Globally, there are around 386,000 fully electric buses in operation — and 99% of these are in China. The country is leading the green transport revolution, but mostly because it has to. China’s industrial zones are among the most polluted areas, forcing its government to invest in low emission transport.
China’s strategy for green transport is mirrored around the world, albeit on a smaller scale. New York City is currently piloting five electric buses, with a goal to transition by 2040. London plans to beat this target, by achieving an all-electric fleet by 2030. In fact, it is estimated that the number of electric buses globally is set to triple in the next seven years, and nearly half of all buses will be electric by 2025.
But, shifting from conventional diesel to electric buses isn’t easy, nor is it cheap. The sweeping change that occurred in China was supported by governmental and local subsidies. Before 2016, each electric bus launched in Shenzhen received a government grant for more than half the vehicle’s total cost.

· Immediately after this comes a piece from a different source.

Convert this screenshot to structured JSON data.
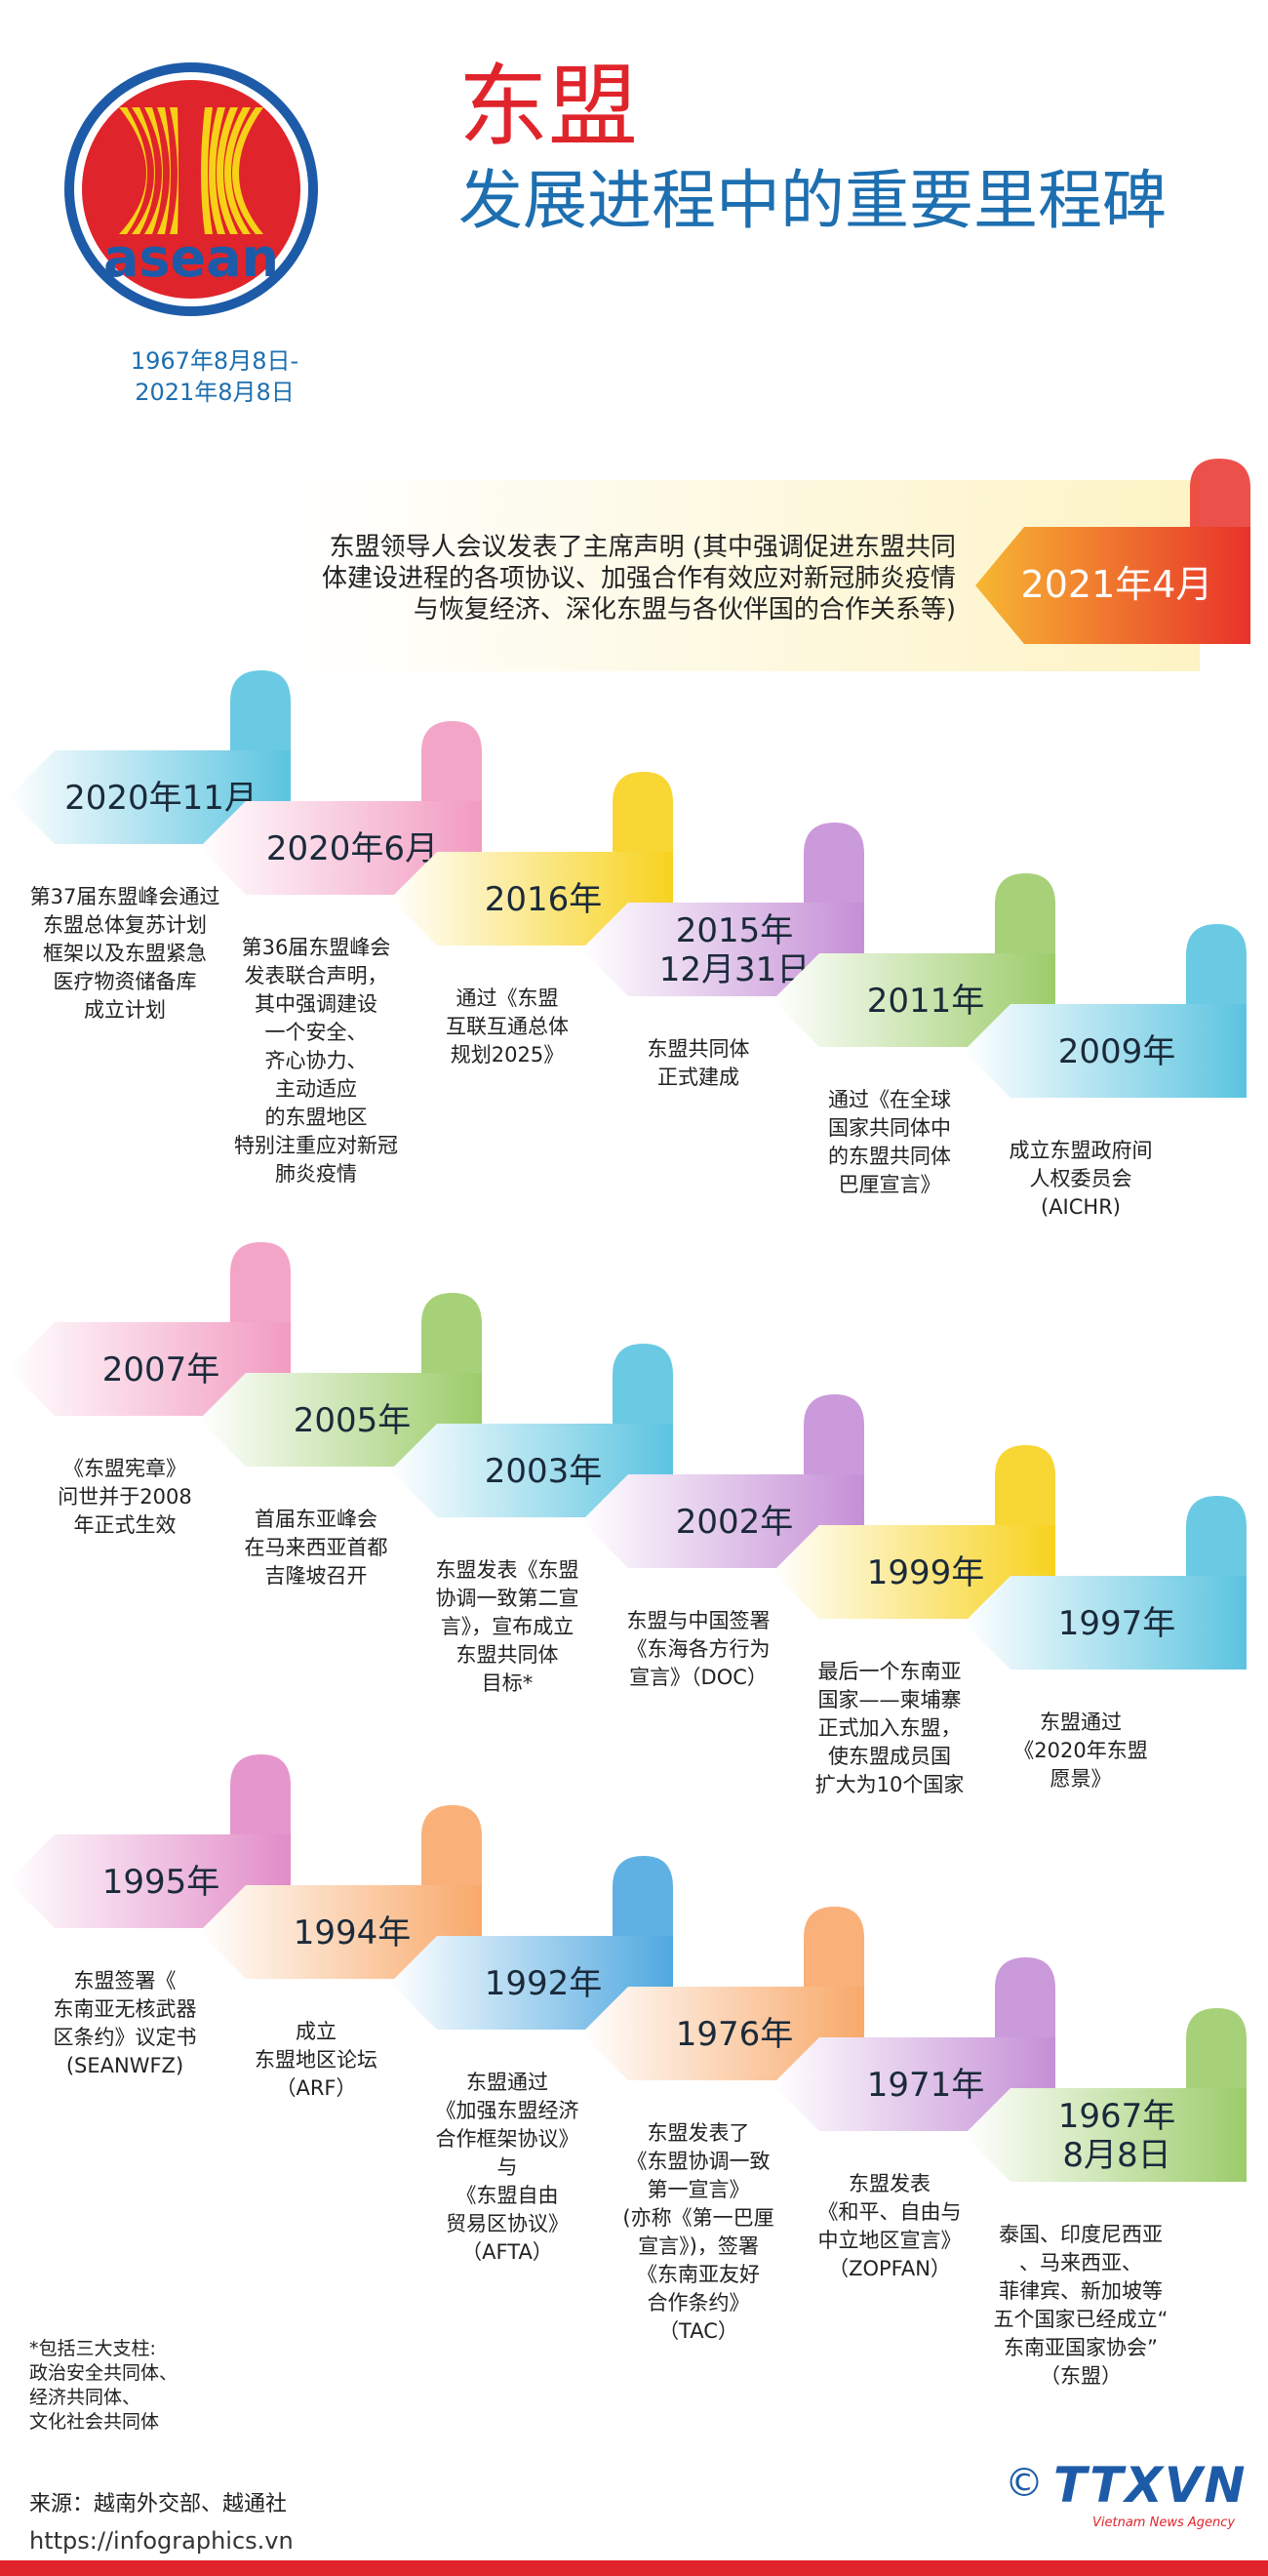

Without this kind of support, it is unlikely that other nations will achieve such rapid change. Plans to reduce carbon emissions and meet enthusiastic targets mean the pressure is on to move to electric, but what is this likely going to cost?
Capital costs for electric buses can be up to four times that of conventional diesel models. What’s more, these vehicles also need costly new infrastructure to support constant charging. The batteries will require replacing at least once during the bus’ lifecycle and currently, batteries for these vehicles cost almost half the total price of an electric bus.
Clearly, embarking on an electric bus project can be very expensive, and this does not even consider the regular maintenance costs associated with upholding a municipal bus — electric or diesel.
Consider bus steering systems as an example. Large passenger vehicles are required to undertake long journeys, often carrying heavy weights. Therefore, the steering systems for buses have long remained an important investment, with the majority of manufacturers commissioning a bespoke design. During the transition to electric buses, steering systems will remain just as important to the drivability of the vehicle.
On average, a typical urban bus will operate for up to 85 hours per week, experiencing a multitude of weather conditions and varying terrains. To withstand this operation, bus and coach engineering specialists have traditionally developed bespoke steering systems to ensure these vehicles can remain agile when driving at speed, changing lanes or manoeuvring.
Electric vehicles will require the same agility in their steering. In fact, as some of these vehicles are being designed for autonomous driving, they may be required to operate for even longer hours. However, increasing costs for the electric-transition must not displace investment in quality engineered parts.
Reduced investment in traditional parts could also result in extended downtime for bus maintenance. Due to the weight and size of standard buses, maintaining concealed parts can be costly and problematic. Take the bevel box for example. This contains vital grease to ensure low torque steering. Water ingression or grease displacement is an operator’s worst nightmare. To avoid this challenge, bus manufacturers have often chosen advanced bevel boxes, which once fitted, are sealed for life. Pailton Engineering’s most recent bevel box release was developed with improved sealing capabilities. The design is said to eradicate the likelihood of water ingression when exposed to salt, water and grit.
These traditional components have long remained a priority for manufacturers. However, the transition to electric vehicles could begin to decrease budgets for these essential parts, in favour of infrastructure changes and high capital costs required for electric vehicles. To maintain a successful electric fleet, vehicles must be of the same agility and quality as traditional diesel models.
Without government investment, it is unlikely that other nations will replicate China’s rapid uptake of electric buses. Instead, the transition will be gradual. It is estimated that almost half of the world’s buses will be electric by 2025. The technology is constantly developing, but one thing that shouldn’t change is that mechanical engineering should remain a priority.